CH391L/S12/Synthetic Cooperation
Synthetic Cooperation
Through recent advances in synthetic biology that allow population level control of stability and dynamics, synthetic biologists are able to reliably control population composition and function. These advances give way to developing more complex ecosystems that can involve multiple microbials growing in consortium. These communities can achieve a variety of functions that may be difficult or impossible for a single microbe to perform on its own. By combining this with new techniques for computation and prediction, optimizing synthetic consortia to provide new methods in the field of bioprocessing, healthcare, and communication are possible.
Benefits
Synthetic consortia have a number of advantages over a single population that makes it beneficial to engineer new systems. Consortia are capable of more complex functions than are possible in individual populations. They also are more robust to environmental fluctuations such as nutrient depletion, invasion of foreign populations, and evolutionary mutations across generations. It is often difficult or impossible to engineer a single microbe to perform two or more tasks. This can be overcome by compartmentalizing the functions desired in different populations within the same culture. To achieve this the cells must be able to communicate with one another. This can accomplished by trading metabolites, as will be discussed later, or by exchange of dedicated molecular signals otherwise known as quorum sensing. This concept is discussed in detail here.
Challenges
Major challenges develop when trying to engineer multiple, interacting populations. Among these the most difficult aspect is control of populations over time. With natural, single populations, maintaining homeostasis is relatively simple, as members in the population typically do not out compete each other, nor do they exhaust their supply of resources. For multiple populations that are synthetically designed, this task become increasingly difficult. This is due to the tendency of genetic composition in these organisms to change over time as they adapt to their environments. To overcome this difficulty, the consortia should be designed such that members of the consortium can be re-introduced or eliminated as needed, and more importantly, be monitored over time.

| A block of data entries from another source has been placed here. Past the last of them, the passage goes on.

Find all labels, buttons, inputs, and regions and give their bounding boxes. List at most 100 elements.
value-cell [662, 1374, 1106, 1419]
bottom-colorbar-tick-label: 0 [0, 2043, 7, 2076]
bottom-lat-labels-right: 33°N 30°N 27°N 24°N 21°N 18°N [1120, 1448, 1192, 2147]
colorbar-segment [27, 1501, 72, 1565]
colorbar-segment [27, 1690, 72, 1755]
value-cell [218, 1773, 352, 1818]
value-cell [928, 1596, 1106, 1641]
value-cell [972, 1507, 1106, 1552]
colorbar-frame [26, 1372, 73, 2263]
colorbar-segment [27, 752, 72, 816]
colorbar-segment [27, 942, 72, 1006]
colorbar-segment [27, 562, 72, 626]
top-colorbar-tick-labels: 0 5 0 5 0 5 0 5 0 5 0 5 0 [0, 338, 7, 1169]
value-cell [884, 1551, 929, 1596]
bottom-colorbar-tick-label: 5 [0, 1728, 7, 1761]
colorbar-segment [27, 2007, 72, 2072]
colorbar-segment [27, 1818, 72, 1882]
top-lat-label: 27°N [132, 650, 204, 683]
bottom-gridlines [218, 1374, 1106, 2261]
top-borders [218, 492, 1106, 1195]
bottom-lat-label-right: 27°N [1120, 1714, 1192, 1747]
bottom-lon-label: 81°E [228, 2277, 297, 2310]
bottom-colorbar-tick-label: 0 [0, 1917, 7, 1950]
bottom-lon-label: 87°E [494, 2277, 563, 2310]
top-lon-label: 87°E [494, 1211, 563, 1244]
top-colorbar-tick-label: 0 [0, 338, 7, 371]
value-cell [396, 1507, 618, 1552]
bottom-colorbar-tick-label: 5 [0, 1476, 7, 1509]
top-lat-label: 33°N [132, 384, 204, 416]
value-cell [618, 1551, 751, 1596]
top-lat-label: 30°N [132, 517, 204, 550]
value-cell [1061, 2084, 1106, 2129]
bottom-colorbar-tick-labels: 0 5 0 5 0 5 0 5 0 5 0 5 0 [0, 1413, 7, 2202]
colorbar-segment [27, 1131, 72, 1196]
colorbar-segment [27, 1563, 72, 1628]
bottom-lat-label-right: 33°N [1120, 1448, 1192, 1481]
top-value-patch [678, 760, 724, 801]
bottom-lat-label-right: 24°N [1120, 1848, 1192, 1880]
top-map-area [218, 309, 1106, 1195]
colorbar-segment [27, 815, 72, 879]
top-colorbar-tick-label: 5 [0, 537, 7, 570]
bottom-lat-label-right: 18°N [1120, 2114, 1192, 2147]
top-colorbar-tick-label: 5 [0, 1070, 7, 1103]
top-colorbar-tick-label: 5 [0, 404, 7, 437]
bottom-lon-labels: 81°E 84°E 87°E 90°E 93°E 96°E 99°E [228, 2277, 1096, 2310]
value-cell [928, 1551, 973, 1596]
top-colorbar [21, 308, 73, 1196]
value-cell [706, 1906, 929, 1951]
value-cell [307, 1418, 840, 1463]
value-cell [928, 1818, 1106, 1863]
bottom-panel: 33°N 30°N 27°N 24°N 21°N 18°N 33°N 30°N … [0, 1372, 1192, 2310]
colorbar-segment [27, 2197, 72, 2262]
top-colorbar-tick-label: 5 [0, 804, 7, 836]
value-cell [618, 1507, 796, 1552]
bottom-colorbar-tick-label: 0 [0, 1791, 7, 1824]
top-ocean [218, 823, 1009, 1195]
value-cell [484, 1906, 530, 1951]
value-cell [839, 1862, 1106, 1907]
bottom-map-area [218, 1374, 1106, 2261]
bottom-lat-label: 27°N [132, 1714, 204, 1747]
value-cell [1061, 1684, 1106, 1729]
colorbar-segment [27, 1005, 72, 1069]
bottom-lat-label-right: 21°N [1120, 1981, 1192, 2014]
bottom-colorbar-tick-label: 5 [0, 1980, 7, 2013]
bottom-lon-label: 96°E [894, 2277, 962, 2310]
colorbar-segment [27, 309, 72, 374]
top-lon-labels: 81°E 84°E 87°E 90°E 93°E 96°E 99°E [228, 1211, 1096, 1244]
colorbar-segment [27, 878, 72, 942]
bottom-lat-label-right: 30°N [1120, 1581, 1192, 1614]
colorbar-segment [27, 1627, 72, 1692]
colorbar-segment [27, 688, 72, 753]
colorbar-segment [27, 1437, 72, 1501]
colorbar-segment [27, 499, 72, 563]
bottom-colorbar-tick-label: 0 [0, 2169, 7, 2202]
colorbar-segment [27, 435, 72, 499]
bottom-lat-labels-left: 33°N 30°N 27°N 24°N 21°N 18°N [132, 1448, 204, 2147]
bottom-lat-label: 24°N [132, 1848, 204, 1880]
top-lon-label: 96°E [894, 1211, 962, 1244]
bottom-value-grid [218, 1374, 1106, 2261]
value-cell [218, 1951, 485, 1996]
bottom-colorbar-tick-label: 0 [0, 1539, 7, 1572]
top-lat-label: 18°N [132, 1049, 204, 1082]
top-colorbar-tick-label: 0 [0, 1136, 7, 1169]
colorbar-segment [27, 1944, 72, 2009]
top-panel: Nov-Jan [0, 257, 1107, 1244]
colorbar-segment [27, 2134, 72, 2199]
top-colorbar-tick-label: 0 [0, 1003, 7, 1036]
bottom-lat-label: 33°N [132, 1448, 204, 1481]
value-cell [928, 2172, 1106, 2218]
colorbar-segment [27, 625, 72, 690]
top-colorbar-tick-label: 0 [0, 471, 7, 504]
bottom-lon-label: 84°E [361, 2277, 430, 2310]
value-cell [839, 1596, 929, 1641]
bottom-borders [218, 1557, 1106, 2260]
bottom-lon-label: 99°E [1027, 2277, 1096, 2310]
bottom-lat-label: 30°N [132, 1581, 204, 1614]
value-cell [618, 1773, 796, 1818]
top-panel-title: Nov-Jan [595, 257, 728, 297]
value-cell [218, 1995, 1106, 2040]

The second challenge facing development of synthetic consortia is that gene transfer, at least in the case of natural microbials, is common. This issue needs to be taken into account to ensure the function of the community is not disrupted due to these changes. Another challenge is the ability to incorporate stable changes into the genomes of microbes that are not currently commonly engineered.
Finally, fine-tuning the performance of multiple populations will be an important barrier to overcome. To do this, techniques used for directed evolution that help optimize the behavior of single populations must be extended to multiple populations. Along with this, high-throughput screening and gene-chip assay procedures will aid in the design and evaluation of synthetic consortia.
Examples
Emergent Cooperation and Modeling Microbial Metabolism
Characterizing the behavior of microbes in co-culture is an important endeavor to explore. Wintermute et. al. attempts to create a generalized model of metabolic interaction that can account for metabolites exchanged in the co-culture, as well as the genotypic diversity of the strains involved. Ideally, such a model would not require biochemical characterization for each participant to function properly. To create this model, Wintermute et. al. used optimization-based techniques of flux balance that have been successful in the past to characterize metabolic systems of various species (((cite))). They extend this approach to higher-order systems that involve a model set of E. coli auxotrophs from the Keio collection. They selected 46 conditionally lethal auxotrophic E. coli. and by pairing them in minimal media, determination of which mutant strains cross-feed to survive is possible. They term this type of interaction as a synthetic mutualism in trans, or SMIT interaction. They chose their collection based on deletions that block a essential metabolite, which forces a strict dependency on an external supply of that metabolite. The strains were tagged by inserting plasmids expressing either mCherry or Venus fluorescent proteins and co-cultured together in pairs. This created a total of 1035 unique pairs. By using the growth of a given strain, they interpret the strain's relative level of cooperation.